Compulsive fisherman Dave Park, 74, has been fishing for 68 years and says he is just as happy hunting sticklebacks and tiddlers as he is monsters from the deep.

Dave said he was hooked after first dropping a line in 1941, and plans to catch as many fish as he can while he is fit and able.

Dave, of Hurtis Hill, Crowborough, said: "There are about thirty thousand different fish species worldwide so the ones I have caught so far are just a small sample.

"I haven't given up on any of the others yet.

"I'm currently on the hunt for a ten-spined stickleback from one of my local dykes."

The stickleback is about 4cm in length and is the smallest freshwater fish in Britain.

The capture of such a tiddler is the subject of academic debate.

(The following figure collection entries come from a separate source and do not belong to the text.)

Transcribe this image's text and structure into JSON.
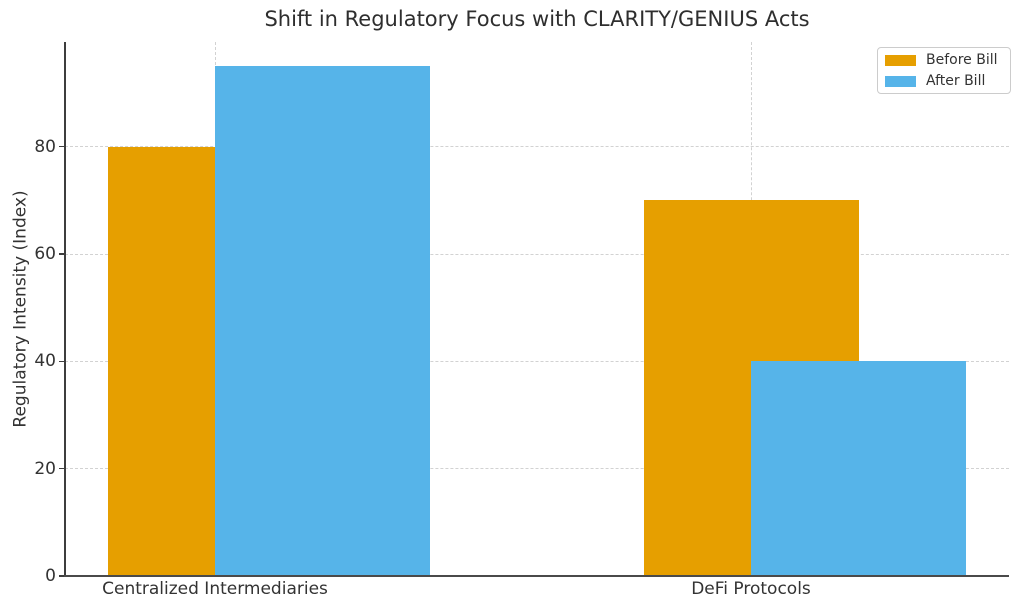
{
  "chart_data": {
    "type": "bar",
    "title": "Shift in Regulatory Focus with CLARITY/GENIUS Acts",
    "xlabel": "",
    "ylabel": "Regulatory Intensity (Index)",
    "categories": [
      "Centralized Intermediaries",
      "DeFi Protocols"
    ],
    "series": [
      {
        "name": "Before Bill",
        "color": "#E69F00",
        "values": [
          80,
          70
        ]
      },
      {
        "name": "After Bill",
        "color": "#56B4E9",
        "values": [
          95,
          40
        ]
      }
    ],
    "yticks": [
      0,
      20,
      40,
      60,
      80
    ],
    "ylim": [
      0,
      99.5
    ],
    "grid": "dashed, horizontal at yticks and vertical at category centers, drawn behind bars",
    "bar_style": "overlapping, second series offset right by half bar width and drawn on top",
    "legend_position": "upper right",
    "spines": "left and bottom only",
    "text_color": "#333333",
    "background": "#ffffff"
  }
}
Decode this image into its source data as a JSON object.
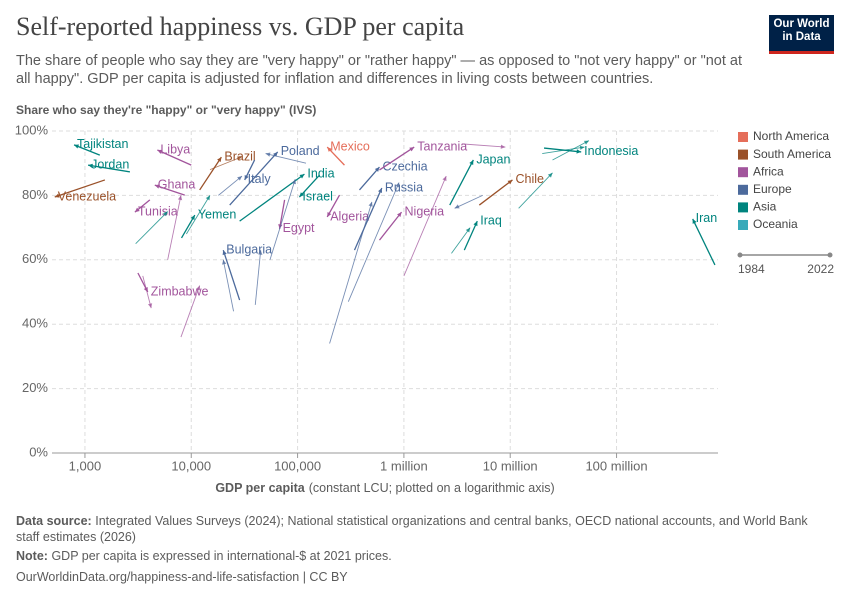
{
  "chart_data": {
    "type": "arrow-scatter",
    "title": "Self-reported happiness vs. GDP per capita",
    "subtitle": "The share of people who say they are \"very happy\" or \"rather happy\" — as opposed to \"not very happy\" or \"not at all happy\". GDP per capita is adjusted for inflation and differences in living costs between countries.",
    "y_label": "Share who say they're \"happy\" or \"very happy\" (IVS)",
    "x_label": "GDP per capita",
    "x_label_note": "(constant LCU; plotted on a logarithmic axis)",
    "log_x": true,
    "grid": true,
    "xlim": [
      490,
      900000000
    ],
    "xticks": [
      {
        "value": 1000,
        "label": "1,000"
      },
      {
        "value": 10000,
        "label": "10,000"
      },
      {
        "value": 100000,
        "label": "100,000"
      },
      {
        "value": 1000000,
        "label": "1 million"
      },
      {
        "value": 10000000,
        "label": "10 million"
      },
      {
        "value": 100000000,
        "label": "100 million"
      }
    ],
    "ylim": [
      0,
      100
    ],
    "yticks": [
      {
        "value": 0,
        "label": "0%"
      },
      {
        "value": 20,
        "label": "20%"
      },
      {
        "value": 40,
        "label": "40%"
      },
      {
        "value": 60,
        "label": "60%"
      },
      {
        "value": 80,
        "label": "80%"
      },
      {
        "value": 100,
        "label": "100%"
      }
    ],
    "legend": [
      {
        "name": "North America",
        "color": "#E56E5A"
      },
      {
        "name": "South America",
        "color": "#9A5129"
      },
      {
        "name": "Africa",
        "color": "#A2559C"
      },
      {
        "name": "Europe",
        "color": "#4C6A9C"
      },
      {
        "name": "Asia",
        "color": "#00847E"
      },
      {
        "name": "Oceania",
        "color": "#38AABA"
      }
    ],
    "timeline": [
      "1984",
      "2022"
    ],
    "series": [
      {
        "name": "Tajikistan",
        "color": "#00847E",
        "x": [
          1380,
          790
        ],
        "values": [
          92.5,
          95.7
        ]
      },
      {
        "name": "Jordan",
        "color": "#00847E",
        "x": [
          2650,
          1070
        ],
        "values": [
          87.3,
          89.4
        ]
      },
      {
        "name": "Venezuela",
        "color": "#9A5129",
        "x": [
          1540,
          520
        ],
        "values": [
          84.8,
          79.5
        ]
      },
      {
        "name": "Libya",
        "color": "#A2559C",
        "x": [
          10000,
          4800
        ],
        "values": [
          89.4,
          94.1
        ]
      },
      {
        "name": "Ghana",
        "color": "#A2559C",
        "x": [
          8690,
          4540
        ],
        "values": [
          80.1,
          83.2
        ]
      },
      {
        "name": "Tunisia",
        "color": "#A2559C",
        "x": [
          4080,
          2950
        ],
        "values": [
          78.6,
          74.8
        ]
      },
      {
        "name": "Zimbabwe",
        "color": "#A2559C",
        "x": [
          3150,
          3900
        ],
        "values": [
          55.9,
          50
        ]
      },
      {
        "name": "Yemen",
        "color": "#00847E",
        "x": [
          8100,
          10800
        ],
        "values": [
          66.8,
          73.9
        ]
      },
      {
        "name": "Brazil",
        "color": "#9A5129",
        "x": [
          12000,
          19200
        ],
        "values": [
          81.7,
          91.9
        ]
      },
      {
        "name": "Italy",
        "color": "#4C6A9C",
        "x": [
          39400,
          31800
        ],
        "values": [
          91,
          84.8
        ]
      },
      {
        "name": "Poland",
        "color": "#4C6A9C",
        "x": [
          23000,
          65000
        ],
        "values": [
          77,
          93.5
        ]
      },
      {
        "name": "Mexico",
        "color": "#E56E5A",
        "x": [
          276000,
          190000
        ],
        "values": [
          89.4,
          95
        ]
      },
      {
        "name": "India",
        "color": "#00847E",
        "x": [
          28500,
          116000
        ],
        "values": [
          72,
          86.6
        ]
      },
      {
        "name": "Israel",
        "color": "#00847E",
        "x": [
          161000,
          104000
        ],
        "values": [
          86.3,
          79.5
        ]
      },
      {
        "name": "Egypt",
        "color": "#A2559C",
        "x": [
          75500,
          67700
        ],
        "values": [
          78.6,
          69.6
        ]
      },
      {
        "name": "Bulgaria",
        "color": "#4C6A9C",
        "x": [
          28500,
          20000
        ],
        "values": [
          47.5,
          63
        ]
      },
      {
        "name": "Algeria",
        "color": "#A2559C",
        "x": [
          248000,
          190000
        ],
        "values": [
          80.1,
          73.3
        ]
      },
      {
        "name": "Czechia",
        "color": "#4C6A9C",
        "x": [
          382000,
          589000
        ],
        "values": [
          81.7,
          88.8
        ]
      },
      {
        "name": "Russia",
        "color": "#4C6A9C",
        "x": [
          343000,
          620000
        ],
        "values": [
          63,
          82.3
        ]
      },
      {
        "name": "Nigeria",
        "color": "#A2559C",
        "x": [
          589000,
          950000
        ],
        "values": [
          66.1,
          74.8
        ]
      },
      {
        "name": "Tanzania",
        "color": "#A2559C",
        "x": [
          589000,
          1250000
        ],
        "values": [
          87.9,
          95
        ]
      },
      {
        "name": "Japan",
        "color": "#00847E",
        "x": [
          2700000,
          4500000
        ],
        "values": [
          77,
          91
        ]
      },
      {
        "name": "Iraq",
        "color": "#00847E",
        "x": [
          3700000,
          4900000
        ],
        "values": [
          63,
          72
        ]
      },
      {
        "name": "Chile",
        "color": "#9A5129",
        "x": [
          5120000,
          10500000
        ],
        "values": [
          77,
          84.8
        ]
      },
      {
        "name": "Indonesia",
        "color": "#00847E",
        "x": [
          20800000,
          46500000
        ],
        "values": [
          94.7,
          93.5
        ]
      },
      {
        "name": "Iran",
        "color": "#00847E",
        "x": [
          842000000,
          520000000
        ],
        "values": [
          58.4,
          72.7
        ]
      },
      {
        "name": null,
        "color": "#A2559C",
        "x": [
          3500,
          4200
        ],
        "values": [
          55,
          45
        ]
      },
      {
        "name": null,
        "color": "#A2559C",
        "x": [
          8000,
          12000
        ],
        "values": [
          36,
          52
        ]
      },
      {
        "name": null,
        "color": "#4C6A9C",
        "x": [
          25000,
          20000
        ],
        "values": [
          44,
          60
        ]
      },
      {
        "name": null,
        "color": "#4C6A9C",
        "x": [
          40000,
          45000
        ],
        "values": [
          46,
          63
        ]
      },
      {
        "name": null,
        "color": "#4C6A9C",
        "x": [
          55000,
          95000
        ],
        "values": [
          60,
          85
        ]
      },
      {
        "name": null,
        "color": "#00847E",
        "x": [
          3000,
          6000
        ],
        "values": [
          65,
          75
        ]
      },
      {
        "name": null,
        "color": "#00847E",
        "x": [
          9000,
          15000
        ],
        "values": [
          68,
          80
        ]
      },
      {
        "name": null,
        "color": "#4C6A9C",
        "x": [
          200000,
          500000
        ],
        "values": [
          34,
          78
        ]
      },
      {
        "name": null,
        "color": "#4C6A9C",
        "x": [
          300000,
          900000
        ],
        "values": [
          47,
          84
        ]
      },
      {
        "name": null,
        "color": "#00847E",
        "x": [
          2800000,
          4200000
        ],
        "values": [
          62,
          70
        ]
      },
      {
        "name": null,
        "color": "#00847E",
        "x": [
          20000000,
          50000000
        ],
        "values": [
          93,
          95
        ]
      },
      {
        "name": null,
        "color": "#00847E",
        "x": [
          25000000,
          55000000
        ],
        "values": [
          91,
          97
        ]
      },
      {
        "name": null,
        "color": "#A2559C",
        "x": [
          1000000,
          2500000
        ],
        "values": [
          55,
          86
        ]
      },
      {
        "name": null,
        "color": "#9A5129",
        "x": [
          15000,
          30000
        ],
        "values": [
          88,
          92
        ]
      },
      {
        "name": null,
        "color": "#4C6A9C",
        "x": [
          120000,
          50000
        ],
        "values": [
          90,
          93
        ]
      },
      {
        "name": null,
        "color": "#4C6A9C",
        "x": [
          18000,
          30000
        ],
        "values": [
          80,
          86
        ]
      },
      {
        "name": null,
        "color": "#A2559C",
        "x": [
          6000,
          8000
        ],
        "values": [
          60,
          80
        ]
      },
      {
        "name": null,
        "color": "#00847E",
        "x": [
          12000000,
          25000000
        ],
        "values": [
          76,
          87
        ]
      },
      {
        "name": null,
        "color": "#4C6A9C",
        "x": [
          5500000,
          3000000
        ],
        "values": [
          80,
          76
        ]
      },
      {
        "name": null,
        "color": "#A2559C",
        "x": [
          3500000,
          9000000
        ],
        "values": [
          96,
          95
        ]
      }
    ],
    "logo": "Our World in Data",
    "source_label": "Data source:",
    "source": "Integrated Values Surveys (2024); National statistical organizations and central banks, OECD national accounts, and World Bank staff estimates (2026)",
    "note_label": "Note:",
    "note": "GDP per capita is expressed in international-$ at 2021 prices.",
    "url": "OurWorldinData.org/happiness-and-life-satisfaction | CC BY"
  }
}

Dave said: "The secret to being a good fisherman is to locate your quarry and know its habits.

You must take care not to scare it away and use tackle fine enough to deceive it but strong enough to land it.

Targeting everything from minnows to marlin requires versatility, that means being competent in many different angling styles.

Every fish Dave captures is photographed for his collection.

But he maintains the fish's safety is more important than filling his album.

Dave said: "A small proportion of edible fish get killed, cooked and eaten, otherwise they and any inedible fish are very carefully returned unharmed.

"If it is a species new to me it gets photographed first.

"I still remember the first time I went fishing.

"I was seven and I spied some small brown fish in a brook and caught them.

"I have been a compulsive angler ever since in just the same way as some folk have a compulsion to climb mountains."

The largest fish Dave has ever landed was a white sturgeon from the Fraser River in Canada.

He explained: "It was roughly 9ft long and I had to release it at the boatside unweighed.

"I rarely bother to weigh fish these days. The hardest catch was a tarpon off the coast of Belize.

"They beat salmon for fighting ability by a wide margin."